As we know, there’s been a lot of changes in the cast and crew with the advent of Chris Chibnall as the new show runner. One such change that hasn’t quite received the same attention: the special effects team.
“The technology changes a little bit and that pushes us to try more creative things – because technology is better and the software is getting better, they push our creative ideas more. Doctor Who is its own very specific world so whatever you create, you need to make sure you’re living in that world. I think it’s been pretty similar since I started on it.
There are lots of challenges. Every new episode of Doctor Who has got some crazy sci-fi idea or creature so it’s a lovely challenge to try and conceive these things and see what you can come up with.”
“The half-faced man was an exciting one to work on. The prosthetic team did a great job, and the make-up team as well.
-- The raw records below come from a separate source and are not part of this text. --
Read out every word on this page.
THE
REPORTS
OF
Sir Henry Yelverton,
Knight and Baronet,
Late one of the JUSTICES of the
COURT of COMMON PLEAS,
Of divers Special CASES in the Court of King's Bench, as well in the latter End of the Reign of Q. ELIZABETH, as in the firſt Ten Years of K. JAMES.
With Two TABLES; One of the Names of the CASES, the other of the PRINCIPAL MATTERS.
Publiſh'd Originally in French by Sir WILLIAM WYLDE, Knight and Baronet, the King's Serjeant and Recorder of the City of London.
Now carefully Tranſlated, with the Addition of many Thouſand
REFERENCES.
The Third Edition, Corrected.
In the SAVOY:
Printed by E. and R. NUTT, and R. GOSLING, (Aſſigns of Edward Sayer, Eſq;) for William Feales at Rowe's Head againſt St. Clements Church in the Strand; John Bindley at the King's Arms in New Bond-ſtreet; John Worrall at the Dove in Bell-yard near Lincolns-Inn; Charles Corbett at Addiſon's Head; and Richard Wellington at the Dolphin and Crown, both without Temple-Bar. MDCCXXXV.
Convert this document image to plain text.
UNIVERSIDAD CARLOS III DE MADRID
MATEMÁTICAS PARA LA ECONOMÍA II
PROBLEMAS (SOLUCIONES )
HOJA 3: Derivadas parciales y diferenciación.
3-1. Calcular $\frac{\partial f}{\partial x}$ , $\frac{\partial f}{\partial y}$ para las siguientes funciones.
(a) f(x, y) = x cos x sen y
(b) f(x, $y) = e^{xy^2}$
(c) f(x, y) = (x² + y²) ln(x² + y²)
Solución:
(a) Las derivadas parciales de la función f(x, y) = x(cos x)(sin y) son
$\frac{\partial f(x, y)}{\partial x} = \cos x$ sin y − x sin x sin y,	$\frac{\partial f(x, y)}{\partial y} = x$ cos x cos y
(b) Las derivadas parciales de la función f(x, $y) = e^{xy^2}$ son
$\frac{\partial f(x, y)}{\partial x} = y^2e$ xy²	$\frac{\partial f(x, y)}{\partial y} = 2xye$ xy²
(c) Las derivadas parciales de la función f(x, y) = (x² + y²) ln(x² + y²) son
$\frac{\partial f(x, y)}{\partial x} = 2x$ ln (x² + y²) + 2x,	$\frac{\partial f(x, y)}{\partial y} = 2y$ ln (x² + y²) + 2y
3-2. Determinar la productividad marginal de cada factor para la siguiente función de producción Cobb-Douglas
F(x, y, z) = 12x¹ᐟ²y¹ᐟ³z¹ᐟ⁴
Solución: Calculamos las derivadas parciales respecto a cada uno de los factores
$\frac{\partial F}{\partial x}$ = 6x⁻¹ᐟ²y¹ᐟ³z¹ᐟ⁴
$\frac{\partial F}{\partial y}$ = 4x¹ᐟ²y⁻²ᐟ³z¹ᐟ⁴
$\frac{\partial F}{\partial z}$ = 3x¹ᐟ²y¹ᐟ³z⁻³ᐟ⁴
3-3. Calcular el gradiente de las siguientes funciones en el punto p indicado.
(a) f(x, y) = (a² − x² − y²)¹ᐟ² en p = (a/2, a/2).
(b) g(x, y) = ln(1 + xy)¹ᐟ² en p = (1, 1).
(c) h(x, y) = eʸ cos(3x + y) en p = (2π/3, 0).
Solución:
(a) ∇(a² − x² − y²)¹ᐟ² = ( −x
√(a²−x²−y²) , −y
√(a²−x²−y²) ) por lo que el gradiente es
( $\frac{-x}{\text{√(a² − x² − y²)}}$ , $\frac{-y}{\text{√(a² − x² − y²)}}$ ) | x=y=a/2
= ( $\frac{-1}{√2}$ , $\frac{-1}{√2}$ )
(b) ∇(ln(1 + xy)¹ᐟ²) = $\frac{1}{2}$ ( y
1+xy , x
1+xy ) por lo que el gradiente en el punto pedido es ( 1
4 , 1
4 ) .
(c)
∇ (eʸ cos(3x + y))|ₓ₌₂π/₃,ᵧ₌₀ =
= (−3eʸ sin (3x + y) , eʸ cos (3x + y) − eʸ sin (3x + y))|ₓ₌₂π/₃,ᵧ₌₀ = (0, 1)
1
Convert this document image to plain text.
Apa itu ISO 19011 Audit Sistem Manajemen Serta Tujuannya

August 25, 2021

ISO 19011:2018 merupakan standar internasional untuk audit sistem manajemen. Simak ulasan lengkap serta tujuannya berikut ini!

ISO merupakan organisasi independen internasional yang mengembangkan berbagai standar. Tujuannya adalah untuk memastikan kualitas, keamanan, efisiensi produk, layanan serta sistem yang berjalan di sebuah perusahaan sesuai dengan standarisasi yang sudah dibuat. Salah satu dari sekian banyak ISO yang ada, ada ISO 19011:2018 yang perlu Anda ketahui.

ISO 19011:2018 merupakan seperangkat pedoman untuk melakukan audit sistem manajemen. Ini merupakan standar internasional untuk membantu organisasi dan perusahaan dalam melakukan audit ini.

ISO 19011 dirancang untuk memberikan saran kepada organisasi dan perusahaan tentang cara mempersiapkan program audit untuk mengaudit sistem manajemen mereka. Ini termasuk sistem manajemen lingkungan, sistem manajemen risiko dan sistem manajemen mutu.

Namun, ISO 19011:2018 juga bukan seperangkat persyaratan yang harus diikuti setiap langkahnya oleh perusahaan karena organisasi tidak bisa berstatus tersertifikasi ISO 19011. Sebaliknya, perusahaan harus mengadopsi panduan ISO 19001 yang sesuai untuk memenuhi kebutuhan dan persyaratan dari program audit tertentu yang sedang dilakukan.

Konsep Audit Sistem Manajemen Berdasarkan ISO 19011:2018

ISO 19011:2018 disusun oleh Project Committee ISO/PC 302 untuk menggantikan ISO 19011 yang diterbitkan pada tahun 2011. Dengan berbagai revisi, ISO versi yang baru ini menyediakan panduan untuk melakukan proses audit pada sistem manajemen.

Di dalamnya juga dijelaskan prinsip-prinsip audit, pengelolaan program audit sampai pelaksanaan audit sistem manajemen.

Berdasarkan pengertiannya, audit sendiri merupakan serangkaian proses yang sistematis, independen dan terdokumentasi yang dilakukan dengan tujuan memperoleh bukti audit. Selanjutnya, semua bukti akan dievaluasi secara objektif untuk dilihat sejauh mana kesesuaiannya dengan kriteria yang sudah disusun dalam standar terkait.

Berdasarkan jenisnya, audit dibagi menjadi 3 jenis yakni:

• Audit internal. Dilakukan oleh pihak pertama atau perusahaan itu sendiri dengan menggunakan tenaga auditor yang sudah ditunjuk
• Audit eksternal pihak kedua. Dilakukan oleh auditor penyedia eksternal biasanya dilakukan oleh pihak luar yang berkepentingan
We built a prosthetic head with all the little cogs and mechanisms moving inside so we used that as a reference. On set the make-up team had painted half of his face off, we then go in, remove all of that and do it again in digital visual effects.
That was a really challenging one because we had to make sure we could track his head, every little movement of his head, and to make sure all our 3D objects, all the cogs, sat in the right place and didn’t wobble and move about so it looked like it was all seamless.’ A part of their struggle working on Doctor Who was logistical, with some episodes only being finished a week before they were scheduled to air.”
“I think episode four Knock Knock was my favourite, because I loved how creepy it looked in the end with the lice crawling over the guy and dissolving him into dust.”
“It’s difficult to answer that. I think about timeless special effects in stuff that I like, it comes down to is it serving the story? Has it got a reason to be there?
I think if you keep throwing special effects at people they get bored which is a crazy thing to say, because once upon a time it was really expensive to put a couple of hundred shots into a film, now we’re putting thousands of shots into a film and people are expecting it. I think the trick is to do something that serves the plot, the story and on the flip side of that, it can be the invisible effect, you might be expanding something like creating a period of time that doesn’t exist anymore. So I think that’s timeless as well, if you do it right.”
Well, Milk VFX have certainly done it right for the past few years, with some astounding visual effects that really bring the Whoniverse to life.